Parmi les groupes d’extrême gauche les plus actifs et les plus violents se distinguent très largement les Brigades rouges, qui s’imposèrent rapidement comme l’organisation la plus redoutée du pays. Inspirées du marxisme-léninisme et se réclamant d’une révolution prolétarienne, elles entendaient frapper le cœur de l’État italien et le capitalisme. Nées au début des années 1970, les Brigades rouges regroupaient ainsi des militants déterminés à s’attaquer aux forces de l’ordre, aux magistrats, aux responsables politiques et aux chefs d’entreprise. Parmi leurs fondateurs figurait, notamment, un certain Alberto Franceschini, arrêté dès 1974 et condamné à 18 ans de prison pour activités terroristes.
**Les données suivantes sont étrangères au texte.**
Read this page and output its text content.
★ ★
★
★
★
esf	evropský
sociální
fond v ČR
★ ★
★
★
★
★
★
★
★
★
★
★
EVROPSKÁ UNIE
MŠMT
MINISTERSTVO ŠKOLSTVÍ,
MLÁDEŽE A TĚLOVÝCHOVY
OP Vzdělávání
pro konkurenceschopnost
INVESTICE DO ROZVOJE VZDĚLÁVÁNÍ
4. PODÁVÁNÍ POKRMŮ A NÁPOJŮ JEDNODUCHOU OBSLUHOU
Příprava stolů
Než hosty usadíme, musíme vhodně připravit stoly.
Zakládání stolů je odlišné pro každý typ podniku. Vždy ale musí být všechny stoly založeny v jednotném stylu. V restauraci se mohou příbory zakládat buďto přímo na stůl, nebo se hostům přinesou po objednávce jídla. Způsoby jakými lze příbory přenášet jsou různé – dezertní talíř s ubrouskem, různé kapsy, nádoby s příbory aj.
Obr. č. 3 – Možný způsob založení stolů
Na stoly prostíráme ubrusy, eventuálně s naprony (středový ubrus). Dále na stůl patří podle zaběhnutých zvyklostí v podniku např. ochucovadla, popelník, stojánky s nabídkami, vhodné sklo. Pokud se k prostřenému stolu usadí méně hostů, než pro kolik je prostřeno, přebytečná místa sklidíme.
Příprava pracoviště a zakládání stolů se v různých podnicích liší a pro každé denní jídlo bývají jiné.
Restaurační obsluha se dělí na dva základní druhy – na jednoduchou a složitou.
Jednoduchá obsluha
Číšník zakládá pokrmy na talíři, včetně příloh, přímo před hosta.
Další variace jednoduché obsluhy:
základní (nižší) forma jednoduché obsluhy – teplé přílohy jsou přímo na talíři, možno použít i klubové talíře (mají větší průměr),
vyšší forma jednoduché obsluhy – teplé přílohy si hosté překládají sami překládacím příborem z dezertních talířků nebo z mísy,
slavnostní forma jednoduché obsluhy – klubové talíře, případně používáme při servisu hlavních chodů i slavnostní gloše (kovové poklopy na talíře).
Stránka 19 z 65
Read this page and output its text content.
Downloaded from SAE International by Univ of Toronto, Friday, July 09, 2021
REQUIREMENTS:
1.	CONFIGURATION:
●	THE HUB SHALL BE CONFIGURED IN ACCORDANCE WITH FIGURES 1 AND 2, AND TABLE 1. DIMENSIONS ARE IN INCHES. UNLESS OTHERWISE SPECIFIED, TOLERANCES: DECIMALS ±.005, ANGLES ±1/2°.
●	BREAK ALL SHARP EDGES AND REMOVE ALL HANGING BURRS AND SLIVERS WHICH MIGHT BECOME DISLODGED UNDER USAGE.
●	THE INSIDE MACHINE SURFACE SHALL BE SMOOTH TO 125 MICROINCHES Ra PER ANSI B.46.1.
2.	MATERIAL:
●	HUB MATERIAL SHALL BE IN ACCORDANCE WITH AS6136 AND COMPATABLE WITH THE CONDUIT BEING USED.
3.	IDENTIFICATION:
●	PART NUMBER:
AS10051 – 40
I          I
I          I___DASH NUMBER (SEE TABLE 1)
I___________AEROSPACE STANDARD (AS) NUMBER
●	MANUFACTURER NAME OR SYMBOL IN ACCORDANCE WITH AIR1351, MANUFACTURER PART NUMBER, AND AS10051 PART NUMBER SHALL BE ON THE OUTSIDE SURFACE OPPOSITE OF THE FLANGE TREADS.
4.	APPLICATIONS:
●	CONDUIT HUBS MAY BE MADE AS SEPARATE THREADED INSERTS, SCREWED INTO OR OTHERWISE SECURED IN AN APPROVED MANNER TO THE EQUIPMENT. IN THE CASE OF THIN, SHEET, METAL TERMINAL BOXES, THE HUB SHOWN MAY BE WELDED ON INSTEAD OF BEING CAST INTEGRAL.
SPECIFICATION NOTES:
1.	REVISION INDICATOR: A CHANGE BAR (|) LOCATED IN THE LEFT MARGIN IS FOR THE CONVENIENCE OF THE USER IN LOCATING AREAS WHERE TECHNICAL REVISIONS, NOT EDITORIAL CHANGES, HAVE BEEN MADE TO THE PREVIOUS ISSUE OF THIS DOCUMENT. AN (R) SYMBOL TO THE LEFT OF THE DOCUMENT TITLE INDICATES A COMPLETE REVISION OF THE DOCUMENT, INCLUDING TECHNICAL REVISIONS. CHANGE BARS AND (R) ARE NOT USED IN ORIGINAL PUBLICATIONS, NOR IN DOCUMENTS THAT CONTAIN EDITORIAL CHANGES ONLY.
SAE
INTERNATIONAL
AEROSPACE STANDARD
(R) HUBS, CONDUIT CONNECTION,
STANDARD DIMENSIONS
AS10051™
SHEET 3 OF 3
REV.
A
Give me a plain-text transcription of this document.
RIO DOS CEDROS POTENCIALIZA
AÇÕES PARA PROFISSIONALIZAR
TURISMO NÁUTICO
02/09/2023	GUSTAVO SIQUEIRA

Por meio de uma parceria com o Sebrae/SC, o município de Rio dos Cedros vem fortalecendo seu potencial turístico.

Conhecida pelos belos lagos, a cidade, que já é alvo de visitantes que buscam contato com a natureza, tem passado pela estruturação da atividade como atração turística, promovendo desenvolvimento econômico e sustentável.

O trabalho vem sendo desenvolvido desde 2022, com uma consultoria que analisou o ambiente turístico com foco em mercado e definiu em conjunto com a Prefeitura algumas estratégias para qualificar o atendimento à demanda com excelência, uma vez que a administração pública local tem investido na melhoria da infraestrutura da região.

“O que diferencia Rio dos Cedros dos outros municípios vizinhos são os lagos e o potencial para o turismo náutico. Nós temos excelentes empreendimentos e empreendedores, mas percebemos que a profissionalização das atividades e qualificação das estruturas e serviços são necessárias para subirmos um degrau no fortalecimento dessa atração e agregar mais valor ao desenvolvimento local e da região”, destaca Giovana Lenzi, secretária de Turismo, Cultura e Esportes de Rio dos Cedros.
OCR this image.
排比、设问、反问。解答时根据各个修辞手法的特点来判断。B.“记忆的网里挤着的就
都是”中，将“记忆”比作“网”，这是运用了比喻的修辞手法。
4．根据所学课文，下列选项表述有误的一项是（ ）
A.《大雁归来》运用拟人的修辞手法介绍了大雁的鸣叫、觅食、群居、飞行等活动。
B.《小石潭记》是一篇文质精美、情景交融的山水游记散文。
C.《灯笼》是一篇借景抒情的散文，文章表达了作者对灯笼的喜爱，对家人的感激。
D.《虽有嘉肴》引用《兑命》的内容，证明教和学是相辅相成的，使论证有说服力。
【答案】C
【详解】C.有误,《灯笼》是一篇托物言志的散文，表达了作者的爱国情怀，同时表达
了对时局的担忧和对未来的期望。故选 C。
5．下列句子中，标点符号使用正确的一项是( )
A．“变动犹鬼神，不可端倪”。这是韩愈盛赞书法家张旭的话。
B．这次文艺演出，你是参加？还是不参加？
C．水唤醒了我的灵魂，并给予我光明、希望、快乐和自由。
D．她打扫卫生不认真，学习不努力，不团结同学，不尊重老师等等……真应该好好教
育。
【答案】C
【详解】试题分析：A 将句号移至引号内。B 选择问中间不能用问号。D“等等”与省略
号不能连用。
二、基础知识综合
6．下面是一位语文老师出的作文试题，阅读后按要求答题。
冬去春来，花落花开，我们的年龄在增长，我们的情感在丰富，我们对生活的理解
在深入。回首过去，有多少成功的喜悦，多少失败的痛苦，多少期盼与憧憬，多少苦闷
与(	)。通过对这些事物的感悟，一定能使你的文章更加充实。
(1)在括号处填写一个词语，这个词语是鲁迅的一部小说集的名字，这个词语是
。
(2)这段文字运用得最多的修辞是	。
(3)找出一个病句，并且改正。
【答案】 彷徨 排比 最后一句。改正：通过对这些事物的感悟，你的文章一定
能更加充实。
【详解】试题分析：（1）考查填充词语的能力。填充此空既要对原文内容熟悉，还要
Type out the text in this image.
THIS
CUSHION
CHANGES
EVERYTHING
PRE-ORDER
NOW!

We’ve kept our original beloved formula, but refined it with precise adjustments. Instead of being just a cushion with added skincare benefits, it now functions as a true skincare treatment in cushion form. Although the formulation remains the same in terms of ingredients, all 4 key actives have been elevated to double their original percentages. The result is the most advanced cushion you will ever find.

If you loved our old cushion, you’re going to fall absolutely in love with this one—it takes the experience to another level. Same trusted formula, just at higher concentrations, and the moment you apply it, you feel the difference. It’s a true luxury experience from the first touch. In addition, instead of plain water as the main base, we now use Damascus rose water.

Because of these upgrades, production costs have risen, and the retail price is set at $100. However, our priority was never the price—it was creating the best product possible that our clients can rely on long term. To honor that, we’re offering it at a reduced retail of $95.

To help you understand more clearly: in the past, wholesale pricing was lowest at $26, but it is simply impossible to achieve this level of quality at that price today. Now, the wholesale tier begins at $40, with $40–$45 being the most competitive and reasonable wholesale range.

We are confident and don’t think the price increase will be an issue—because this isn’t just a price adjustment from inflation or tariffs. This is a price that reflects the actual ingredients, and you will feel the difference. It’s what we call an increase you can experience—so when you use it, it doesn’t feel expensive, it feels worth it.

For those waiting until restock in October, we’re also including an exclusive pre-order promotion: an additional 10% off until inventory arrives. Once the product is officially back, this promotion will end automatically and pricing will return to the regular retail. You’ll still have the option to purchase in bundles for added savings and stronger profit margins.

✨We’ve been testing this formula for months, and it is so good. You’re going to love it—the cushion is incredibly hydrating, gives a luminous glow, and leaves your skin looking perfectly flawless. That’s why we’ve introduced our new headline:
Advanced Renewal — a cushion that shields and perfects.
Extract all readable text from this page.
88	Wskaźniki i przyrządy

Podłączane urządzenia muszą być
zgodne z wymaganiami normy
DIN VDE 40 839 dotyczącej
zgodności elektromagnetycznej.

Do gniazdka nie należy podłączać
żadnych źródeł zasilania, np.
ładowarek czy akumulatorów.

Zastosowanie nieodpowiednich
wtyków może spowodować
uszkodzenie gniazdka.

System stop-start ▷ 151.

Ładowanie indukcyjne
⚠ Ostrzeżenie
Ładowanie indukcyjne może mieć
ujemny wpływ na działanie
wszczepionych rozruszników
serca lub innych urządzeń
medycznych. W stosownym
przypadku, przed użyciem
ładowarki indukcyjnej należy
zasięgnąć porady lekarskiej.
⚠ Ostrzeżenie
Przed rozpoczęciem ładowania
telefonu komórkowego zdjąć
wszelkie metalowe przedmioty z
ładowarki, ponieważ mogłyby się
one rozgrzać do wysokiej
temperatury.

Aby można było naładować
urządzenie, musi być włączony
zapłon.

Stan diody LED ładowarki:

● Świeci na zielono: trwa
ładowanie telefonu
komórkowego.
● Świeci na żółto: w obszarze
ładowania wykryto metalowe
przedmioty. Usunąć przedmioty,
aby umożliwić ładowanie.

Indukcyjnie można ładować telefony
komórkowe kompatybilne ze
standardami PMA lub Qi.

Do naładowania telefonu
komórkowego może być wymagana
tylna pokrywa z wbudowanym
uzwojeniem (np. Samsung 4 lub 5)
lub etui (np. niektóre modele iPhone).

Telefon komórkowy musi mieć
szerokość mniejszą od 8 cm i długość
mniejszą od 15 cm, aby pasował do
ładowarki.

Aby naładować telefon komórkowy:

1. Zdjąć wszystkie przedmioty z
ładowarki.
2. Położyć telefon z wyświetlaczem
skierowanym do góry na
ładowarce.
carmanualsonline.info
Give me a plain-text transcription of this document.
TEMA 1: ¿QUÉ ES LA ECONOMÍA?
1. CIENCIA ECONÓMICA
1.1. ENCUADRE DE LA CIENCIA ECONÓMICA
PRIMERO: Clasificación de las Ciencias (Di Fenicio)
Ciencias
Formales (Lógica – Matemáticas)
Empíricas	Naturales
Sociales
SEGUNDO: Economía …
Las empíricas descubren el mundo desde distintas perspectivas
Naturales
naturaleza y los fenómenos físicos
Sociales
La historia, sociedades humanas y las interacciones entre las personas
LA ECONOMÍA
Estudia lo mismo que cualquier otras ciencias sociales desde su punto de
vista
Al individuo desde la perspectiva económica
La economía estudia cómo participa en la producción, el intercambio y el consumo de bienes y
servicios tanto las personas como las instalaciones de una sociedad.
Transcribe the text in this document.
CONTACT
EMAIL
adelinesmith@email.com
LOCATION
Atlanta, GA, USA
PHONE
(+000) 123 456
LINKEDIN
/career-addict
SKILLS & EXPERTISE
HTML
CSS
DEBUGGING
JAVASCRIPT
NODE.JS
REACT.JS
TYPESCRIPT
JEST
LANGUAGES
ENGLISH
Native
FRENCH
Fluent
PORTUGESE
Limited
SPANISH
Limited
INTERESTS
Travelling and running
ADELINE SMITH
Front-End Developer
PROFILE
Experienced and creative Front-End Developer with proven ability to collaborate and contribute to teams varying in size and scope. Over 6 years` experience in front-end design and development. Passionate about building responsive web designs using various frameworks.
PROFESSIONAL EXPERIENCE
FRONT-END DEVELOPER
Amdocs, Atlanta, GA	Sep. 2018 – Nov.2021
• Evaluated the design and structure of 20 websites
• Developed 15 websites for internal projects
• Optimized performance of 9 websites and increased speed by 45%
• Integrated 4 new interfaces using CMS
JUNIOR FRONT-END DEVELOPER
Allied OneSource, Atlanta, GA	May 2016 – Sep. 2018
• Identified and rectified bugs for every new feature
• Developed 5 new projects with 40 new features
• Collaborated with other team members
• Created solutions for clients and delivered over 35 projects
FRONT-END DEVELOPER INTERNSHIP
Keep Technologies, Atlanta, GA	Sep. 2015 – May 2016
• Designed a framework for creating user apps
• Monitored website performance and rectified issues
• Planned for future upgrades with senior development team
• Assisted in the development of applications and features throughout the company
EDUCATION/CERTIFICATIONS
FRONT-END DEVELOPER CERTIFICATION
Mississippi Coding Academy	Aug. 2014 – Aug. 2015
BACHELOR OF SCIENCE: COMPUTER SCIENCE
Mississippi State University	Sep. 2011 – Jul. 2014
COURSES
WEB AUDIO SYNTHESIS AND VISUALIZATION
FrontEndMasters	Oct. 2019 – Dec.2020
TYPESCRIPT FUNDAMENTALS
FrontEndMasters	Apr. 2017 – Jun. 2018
Entre 1974 et 1978, l’organisation revendiquera à elle seule plus de mille actions violentes, allant de l’enlèvement aux assassinats ciblés en passant par les célèbres « jambisations » destinées à mutiler des adversaires sans les tuer pour mieux les intimider et les soumettre.
Des actes qui ont traumatisé l’Italie
Les Brigades rouges se rendirent aussi particulièrement et tristement célèbres pour une série de crimes sanguinaires. Le plus emblématique, et le plus tragique, demeure l’enlèvement puis l’assassinat d’Aldo Moro, l’ancien président du Conseil et figure importante du mouvement centre la Démocratie chrétienne. Ainsi, le 16 mars 1978 à Rome, un commando des Brigades rouges attaque le cortège de l’homme politique et l’enlève alors qu’il se rend au Parlement.
Durant 55 jours, Aldo Moro est maintenu en captivité. Ses geôliers exigent, en échange de sa vie, la libération de plusieurs de leurs compagnons emprisonnés. Autorisé à écrire, Moro adresse de nombreuses lettres aux responsables politiques et les supplie de céder aux exigences de ses ravisseurs afin de sauver sa vie. L’État italien refuse cependant toute négociation avec une organisation terroriste au nom du principe de fermeté face à la violence. Le pape Paul VI, ami personnel d’Aldo Moro, tente d’intervenir de son côté pour obtenir sa libération, mais en vain. Conscient du sort funeste qui l’attend, Moro écrit, dans l’une de ses dernières lettres : « Mon sang retombera sur vous. »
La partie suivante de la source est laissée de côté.